5. How does Gilkey explain the concept of creation out of nothing (creatio ex nihilo)? Does this religious idea conflict with science? Why or why not?

6. Is the idea of creation the same as the claim that the world had a beginning sometime in the distant past? If the idea of creation is not about the beginning of the world, what is it about?

II. Stories of Origin in Physics

7. Describe the Hot Big Bang Model and outline the evidence for it.

8. What are the four fundamental interactions of physics? Give examples of their relevance to Big Bang cosmology.

9. Describe what is meant by the following types of universes: closed, open, critical. Which best describes our universe?

10. What is the Doppler effect? Give an example.

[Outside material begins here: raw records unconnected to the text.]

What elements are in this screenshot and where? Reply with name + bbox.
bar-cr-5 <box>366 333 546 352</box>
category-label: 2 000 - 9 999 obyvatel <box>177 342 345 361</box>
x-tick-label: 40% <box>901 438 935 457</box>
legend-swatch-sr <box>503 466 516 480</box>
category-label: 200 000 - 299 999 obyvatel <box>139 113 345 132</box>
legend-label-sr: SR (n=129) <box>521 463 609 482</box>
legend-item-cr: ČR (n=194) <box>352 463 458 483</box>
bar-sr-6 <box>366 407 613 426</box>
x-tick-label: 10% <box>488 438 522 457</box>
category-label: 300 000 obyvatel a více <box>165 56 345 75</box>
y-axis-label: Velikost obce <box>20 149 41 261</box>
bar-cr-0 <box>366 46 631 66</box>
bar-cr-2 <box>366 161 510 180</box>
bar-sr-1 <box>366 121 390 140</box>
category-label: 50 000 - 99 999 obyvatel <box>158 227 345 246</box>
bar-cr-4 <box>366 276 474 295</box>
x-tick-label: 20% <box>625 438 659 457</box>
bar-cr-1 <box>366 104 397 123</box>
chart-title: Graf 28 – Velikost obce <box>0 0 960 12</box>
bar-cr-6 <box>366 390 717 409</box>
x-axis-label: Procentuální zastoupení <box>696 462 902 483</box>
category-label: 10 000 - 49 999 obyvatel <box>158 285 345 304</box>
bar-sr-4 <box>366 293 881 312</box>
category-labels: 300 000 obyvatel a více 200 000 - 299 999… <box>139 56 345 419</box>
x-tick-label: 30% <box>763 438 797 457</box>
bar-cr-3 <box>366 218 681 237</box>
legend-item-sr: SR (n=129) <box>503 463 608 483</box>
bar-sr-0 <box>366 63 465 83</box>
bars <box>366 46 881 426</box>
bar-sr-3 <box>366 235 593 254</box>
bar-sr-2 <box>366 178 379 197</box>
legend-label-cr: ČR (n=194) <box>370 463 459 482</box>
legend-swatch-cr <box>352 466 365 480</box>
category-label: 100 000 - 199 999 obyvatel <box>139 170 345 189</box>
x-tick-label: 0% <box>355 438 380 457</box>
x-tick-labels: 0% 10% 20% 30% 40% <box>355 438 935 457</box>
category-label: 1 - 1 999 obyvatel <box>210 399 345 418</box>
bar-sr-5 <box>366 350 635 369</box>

Explain "redshifts," and describe how emission spectra and the Doppler effect are relevant to cosmology.

11. What is the cosmic microwave background radiation, and how is it relevant to physical cosmology?

12. In physical cosmology, what is meant by inflation and why is it introduced into the Big Bang model?

13. Explain the cosmological importance of the COBE satellite: what does it measure, and why is it significant?

14. What is the Wilkinson Microwave Anisotropy Probe and what does it measure? Describe its significance for the the standard cosmological model.

15. What is dark matter and what is its significance?

16. Describe what the most abundant elements in the universe are.

III. Synthesis

17. Do the Big Bang cosmological model and biblical stories of creation have any relevance to each other? How might proponents of each of Haught's four ways of relating religion and science answer this question?